Alpro’s Bhattu says consumers are also buying into plant-based products for health reasons. “Health and wellbeing is on the radar more than ever before, across all walks of life. This is shown by popular retailers such as Tesco having taken steps to employ someone like Derek Sarno to be their director of plant-based innovation.”

Indeed, there’s no shortage of examples to show just how seriously the retailers are taking the free-from opportunity. Own label sales across the entire category have grown by 18.5%, outpacing branded growth of 16.1%. Waitrose relaunched its own allergen-free range in October, changing its name from Love Life to Free From and launching 14 gluten-free and four lactose-free products. Sainsbury’s launched a range of nut milks that undercut brands at a price of £1 per litre.

Even the space-squeezed discounters are upping their game. Lidl announced its ­permanent gluten-free range Just Free in April, featuring products for as low as 70p. “These ranges are priced substantially lower than equivalent products from specialist brands, which should help to make free-from foods affordable,” says Alyson Parkes, research analyst at Mintel. Its figures indicate 35% of consumers “would be interested in a wider range of free-from foods at discount stores”.

This number is likely to rise as the Department of Health prepares to restrict the number of gluten-free items available on prescription solely to bread and flour mixes. When these changes will take place is yet to be determined but when they do, it is likely to send yet more free-from business the way of the retailers.

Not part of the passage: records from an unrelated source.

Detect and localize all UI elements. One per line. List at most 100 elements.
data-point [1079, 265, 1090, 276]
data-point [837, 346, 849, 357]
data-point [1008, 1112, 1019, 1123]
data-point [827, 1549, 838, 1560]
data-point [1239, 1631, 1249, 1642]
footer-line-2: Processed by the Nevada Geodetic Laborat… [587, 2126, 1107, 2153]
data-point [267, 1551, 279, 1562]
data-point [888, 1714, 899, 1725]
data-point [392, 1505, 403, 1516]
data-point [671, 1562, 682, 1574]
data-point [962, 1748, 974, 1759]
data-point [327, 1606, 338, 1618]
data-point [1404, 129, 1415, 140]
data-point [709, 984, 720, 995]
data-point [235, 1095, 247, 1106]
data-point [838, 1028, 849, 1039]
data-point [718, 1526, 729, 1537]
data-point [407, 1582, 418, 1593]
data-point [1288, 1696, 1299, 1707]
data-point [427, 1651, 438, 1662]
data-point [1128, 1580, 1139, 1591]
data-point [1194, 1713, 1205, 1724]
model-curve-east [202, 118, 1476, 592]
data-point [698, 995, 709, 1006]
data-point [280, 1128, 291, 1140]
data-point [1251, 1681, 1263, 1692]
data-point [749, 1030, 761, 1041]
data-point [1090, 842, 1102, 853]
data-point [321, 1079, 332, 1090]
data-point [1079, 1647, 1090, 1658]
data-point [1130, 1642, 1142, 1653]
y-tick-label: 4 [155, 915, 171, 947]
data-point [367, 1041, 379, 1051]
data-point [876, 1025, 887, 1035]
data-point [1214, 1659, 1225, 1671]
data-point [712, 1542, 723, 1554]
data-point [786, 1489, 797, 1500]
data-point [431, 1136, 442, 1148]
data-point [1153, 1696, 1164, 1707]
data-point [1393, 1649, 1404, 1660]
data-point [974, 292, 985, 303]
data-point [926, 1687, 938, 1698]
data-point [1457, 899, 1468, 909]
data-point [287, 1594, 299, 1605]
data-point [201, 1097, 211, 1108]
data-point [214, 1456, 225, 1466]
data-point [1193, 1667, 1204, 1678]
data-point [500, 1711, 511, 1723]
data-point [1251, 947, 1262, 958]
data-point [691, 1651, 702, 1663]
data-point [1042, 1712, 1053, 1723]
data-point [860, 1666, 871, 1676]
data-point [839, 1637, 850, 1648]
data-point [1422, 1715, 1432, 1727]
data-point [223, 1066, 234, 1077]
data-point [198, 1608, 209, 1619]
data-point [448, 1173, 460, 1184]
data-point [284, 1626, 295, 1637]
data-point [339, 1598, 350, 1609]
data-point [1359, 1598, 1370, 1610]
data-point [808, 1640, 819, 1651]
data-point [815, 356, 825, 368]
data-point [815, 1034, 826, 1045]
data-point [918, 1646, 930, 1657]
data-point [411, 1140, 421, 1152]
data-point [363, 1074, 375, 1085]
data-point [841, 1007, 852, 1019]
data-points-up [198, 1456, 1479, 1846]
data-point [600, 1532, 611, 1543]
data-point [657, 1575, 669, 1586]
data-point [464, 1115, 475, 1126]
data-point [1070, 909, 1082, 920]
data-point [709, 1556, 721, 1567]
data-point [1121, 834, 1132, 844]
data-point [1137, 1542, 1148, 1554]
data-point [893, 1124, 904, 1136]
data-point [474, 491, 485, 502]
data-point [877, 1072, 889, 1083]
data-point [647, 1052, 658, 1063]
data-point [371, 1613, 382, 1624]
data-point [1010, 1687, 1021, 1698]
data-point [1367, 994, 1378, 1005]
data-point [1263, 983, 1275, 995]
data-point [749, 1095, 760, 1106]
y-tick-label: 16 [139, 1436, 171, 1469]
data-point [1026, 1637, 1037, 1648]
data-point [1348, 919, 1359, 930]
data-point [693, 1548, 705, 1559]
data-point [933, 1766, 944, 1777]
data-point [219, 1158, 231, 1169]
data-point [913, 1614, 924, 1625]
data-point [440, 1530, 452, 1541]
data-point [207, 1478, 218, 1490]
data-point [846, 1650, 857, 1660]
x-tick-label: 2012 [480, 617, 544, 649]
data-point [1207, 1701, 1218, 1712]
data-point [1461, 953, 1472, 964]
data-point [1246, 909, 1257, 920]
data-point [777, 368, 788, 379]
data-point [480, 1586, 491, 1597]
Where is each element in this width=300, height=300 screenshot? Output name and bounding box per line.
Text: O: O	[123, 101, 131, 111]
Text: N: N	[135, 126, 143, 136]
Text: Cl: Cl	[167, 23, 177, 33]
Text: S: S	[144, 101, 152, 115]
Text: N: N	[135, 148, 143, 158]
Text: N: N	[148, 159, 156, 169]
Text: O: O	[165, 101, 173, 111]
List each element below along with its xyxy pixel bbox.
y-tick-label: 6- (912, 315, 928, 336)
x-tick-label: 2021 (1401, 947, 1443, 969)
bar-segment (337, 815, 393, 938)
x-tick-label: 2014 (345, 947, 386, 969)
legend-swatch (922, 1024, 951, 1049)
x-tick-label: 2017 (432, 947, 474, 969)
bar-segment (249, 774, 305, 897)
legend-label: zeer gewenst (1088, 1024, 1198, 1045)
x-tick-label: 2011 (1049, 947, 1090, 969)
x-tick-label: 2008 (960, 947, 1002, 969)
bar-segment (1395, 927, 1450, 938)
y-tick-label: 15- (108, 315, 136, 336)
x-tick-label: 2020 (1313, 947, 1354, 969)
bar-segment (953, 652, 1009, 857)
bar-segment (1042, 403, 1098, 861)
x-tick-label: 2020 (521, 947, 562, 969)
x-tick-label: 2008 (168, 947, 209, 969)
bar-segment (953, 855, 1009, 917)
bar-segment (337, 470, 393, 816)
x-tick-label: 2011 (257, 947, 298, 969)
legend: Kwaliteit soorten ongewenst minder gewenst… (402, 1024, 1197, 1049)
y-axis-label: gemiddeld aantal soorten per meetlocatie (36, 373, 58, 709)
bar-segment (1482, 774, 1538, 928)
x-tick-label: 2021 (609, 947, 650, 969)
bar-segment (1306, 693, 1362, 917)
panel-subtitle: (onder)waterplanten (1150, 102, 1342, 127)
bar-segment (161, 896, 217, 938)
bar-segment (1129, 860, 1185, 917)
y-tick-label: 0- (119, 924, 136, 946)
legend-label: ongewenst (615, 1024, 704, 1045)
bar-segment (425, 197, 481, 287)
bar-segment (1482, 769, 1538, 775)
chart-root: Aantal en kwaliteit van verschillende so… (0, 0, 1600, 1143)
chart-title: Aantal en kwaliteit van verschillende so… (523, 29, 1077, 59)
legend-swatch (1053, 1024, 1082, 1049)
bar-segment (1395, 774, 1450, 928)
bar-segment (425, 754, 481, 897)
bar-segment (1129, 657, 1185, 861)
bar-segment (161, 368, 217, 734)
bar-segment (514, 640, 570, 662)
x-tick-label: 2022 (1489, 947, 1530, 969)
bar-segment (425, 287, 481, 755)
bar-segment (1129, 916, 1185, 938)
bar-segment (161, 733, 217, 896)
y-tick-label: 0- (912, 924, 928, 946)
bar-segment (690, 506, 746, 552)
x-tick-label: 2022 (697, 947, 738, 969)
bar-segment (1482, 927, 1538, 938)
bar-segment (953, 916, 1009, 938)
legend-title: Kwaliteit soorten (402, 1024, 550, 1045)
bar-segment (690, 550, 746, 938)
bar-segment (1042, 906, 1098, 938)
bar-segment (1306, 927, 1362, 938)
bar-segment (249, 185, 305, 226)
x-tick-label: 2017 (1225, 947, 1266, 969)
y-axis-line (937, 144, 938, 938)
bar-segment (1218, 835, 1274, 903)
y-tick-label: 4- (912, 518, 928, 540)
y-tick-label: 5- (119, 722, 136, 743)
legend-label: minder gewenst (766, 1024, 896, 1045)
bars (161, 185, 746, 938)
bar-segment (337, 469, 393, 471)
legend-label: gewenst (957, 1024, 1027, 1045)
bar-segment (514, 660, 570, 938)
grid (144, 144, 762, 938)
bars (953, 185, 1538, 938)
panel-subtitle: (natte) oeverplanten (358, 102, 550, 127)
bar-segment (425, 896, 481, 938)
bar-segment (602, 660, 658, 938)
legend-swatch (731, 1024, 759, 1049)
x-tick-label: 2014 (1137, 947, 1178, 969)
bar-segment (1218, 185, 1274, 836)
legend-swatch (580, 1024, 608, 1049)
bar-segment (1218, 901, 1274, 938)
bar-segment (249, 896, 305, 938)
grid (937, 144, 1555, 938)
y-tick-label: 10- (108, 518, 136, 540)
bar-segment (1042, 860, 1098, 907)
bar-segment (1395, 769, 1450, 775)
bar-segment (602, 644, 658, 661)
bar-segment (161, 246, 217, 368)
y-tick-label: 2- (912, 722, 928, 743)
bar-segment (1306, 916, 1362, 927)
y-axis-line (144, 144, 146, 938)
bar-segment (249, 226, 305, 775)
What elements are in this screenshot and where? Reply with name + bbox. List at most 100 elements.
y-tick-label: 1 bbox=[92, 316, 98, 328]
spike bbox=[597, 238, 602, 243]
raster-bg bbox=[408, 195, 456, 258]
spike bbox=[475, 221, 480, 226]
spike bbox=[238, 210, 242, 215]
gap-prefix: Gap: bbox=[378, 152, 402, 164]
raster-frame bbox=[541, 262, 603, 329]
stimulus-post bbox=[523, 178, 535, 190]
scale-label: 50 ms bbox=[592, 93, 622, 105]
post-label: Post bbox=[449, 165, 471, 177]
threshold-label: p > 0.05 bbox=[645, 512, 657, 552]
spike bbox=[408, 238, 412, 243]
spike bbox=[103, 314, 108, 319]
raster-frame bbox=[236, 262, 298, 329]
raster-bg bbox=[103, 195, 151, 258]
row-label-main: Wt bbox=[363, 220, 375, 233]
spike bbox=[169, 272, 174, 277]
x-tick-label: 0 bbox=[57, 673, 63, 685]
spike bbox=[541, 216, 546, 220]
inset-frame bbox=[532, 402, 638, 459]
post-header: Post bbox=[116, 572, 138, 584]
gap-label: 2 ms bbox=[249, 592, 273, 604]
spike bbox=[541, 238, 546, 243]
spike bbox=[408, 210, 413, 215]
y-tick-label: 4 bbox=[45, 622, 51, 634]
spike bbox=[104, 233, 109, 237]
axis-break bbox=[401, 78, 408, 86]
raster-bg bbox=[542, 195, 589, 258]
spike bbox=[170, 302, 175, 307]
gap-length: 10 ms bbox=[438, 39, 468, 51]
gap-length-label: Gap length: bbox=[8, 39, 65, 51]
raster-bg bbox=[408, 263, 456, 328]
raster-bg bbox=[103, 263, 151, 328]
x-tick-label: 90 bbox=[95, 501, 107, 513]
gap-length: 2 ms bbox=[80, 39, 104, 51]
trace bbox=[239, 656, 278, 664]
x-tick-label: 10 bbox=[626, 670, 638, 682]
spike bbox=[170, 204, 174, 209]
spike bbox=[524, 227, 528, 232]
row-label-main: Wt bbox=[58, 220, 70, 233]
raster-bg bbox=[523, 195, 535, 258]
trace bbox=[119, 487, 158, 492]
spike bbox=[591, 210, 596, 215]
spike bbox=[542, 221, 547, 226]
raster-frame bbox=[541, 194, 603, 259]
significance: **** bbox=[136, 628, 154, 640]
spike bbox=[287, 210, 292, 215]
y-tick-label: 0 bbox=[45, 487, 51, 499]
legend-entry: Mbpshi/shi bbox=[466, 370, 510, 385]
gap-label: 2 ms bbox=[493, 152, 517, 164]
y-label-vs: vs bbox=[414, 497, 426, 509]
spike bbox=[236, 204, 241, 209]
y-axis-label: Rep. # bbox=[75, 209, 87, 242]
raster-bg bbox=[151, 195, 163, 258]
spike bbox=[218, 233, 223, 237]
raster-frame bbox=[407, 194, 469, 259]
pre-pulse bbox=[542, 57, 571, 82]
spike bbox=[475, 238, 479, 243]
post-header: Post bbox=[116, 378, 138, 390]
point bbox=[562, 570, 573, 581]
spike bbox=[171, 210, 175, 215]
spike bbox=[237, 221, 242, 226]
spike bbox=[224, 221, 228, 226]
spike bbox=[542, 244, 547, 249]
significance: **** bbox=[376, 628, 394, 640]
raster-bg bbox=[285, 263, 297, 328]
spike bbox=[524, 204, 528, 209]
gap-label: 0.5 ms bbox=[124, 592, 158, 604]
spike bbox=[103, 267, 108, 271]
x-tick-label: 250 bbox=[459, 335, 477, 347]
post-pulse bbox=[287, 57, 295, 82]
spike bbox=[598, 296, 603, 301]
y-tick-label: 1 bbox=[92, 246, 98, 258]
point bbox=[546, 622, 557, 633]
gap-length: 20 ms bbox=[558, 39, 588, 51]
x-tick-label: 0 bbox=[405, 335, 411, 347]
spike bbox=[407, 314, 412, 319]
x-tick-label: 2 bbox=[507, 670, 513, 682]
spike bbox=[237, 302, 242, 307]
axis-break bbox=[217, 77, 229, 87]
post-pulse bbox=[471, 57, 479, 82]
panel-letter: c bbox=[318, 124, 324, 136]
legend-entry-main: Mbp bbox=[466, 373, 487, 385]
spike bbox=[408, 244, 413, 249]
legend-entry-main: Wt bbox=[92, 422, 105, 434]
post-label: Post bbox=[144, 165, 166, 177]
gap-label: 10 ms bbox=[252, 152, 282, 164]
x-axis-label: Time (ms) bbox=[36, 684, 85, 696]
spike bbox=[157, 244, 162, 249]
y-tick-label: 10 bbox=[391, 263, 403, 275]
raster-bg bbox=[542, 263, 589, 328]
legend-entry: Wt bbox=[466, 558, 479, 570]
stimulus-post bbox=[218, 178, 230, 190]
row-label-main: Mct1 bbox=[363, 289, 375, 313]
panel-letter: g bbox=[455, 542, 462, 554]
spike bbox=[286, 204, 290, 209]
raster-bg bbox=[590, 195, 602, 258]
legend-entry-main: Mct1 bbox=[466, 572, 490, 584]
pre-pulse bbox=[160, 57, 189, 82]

Demand for gluten-free is already pretty healthy. Although market leader Genius is experiencing a rare value decline - down 3.9% in value on volumes up 2.5% - other brands are raking in the cash. Schär is up 10.7% in value, representing £2.8m in extra sales. That was bolstered by the launch of two “first to market” chocolate products - Schär Tempties and Schär Melto - in July that “experienced record-breaking units of sale”.

Oatcake maker Nairn’s also experienced a strong year of growth, with value up 11.7% on volumes up 9.4%. Head of marketing Emma Heath says the brand will be expanding its gluten-free range over the coming months, with launches including caramelised onion flatbreads and “popped oat snacks”.

With government legislation and a vegan revolution on its side, the free-from boom looks far from over.


Innocent Dairy Alternatives

Innocent dairy-free range, Innocent

Never one to miss a trick, Innocent took aim at the growing dairy-free market with a range of nut and oat milks in spring. A whopping £4m of investment and a year of development went into the original trio of Almond, Hazelnut and Oat, followed up with a Coconut variant just months later. In less than six months, the range brought in £1.9m, according to Nielsen. Plus, each bottle is fully recyclable and made with at least 30% recycled PET.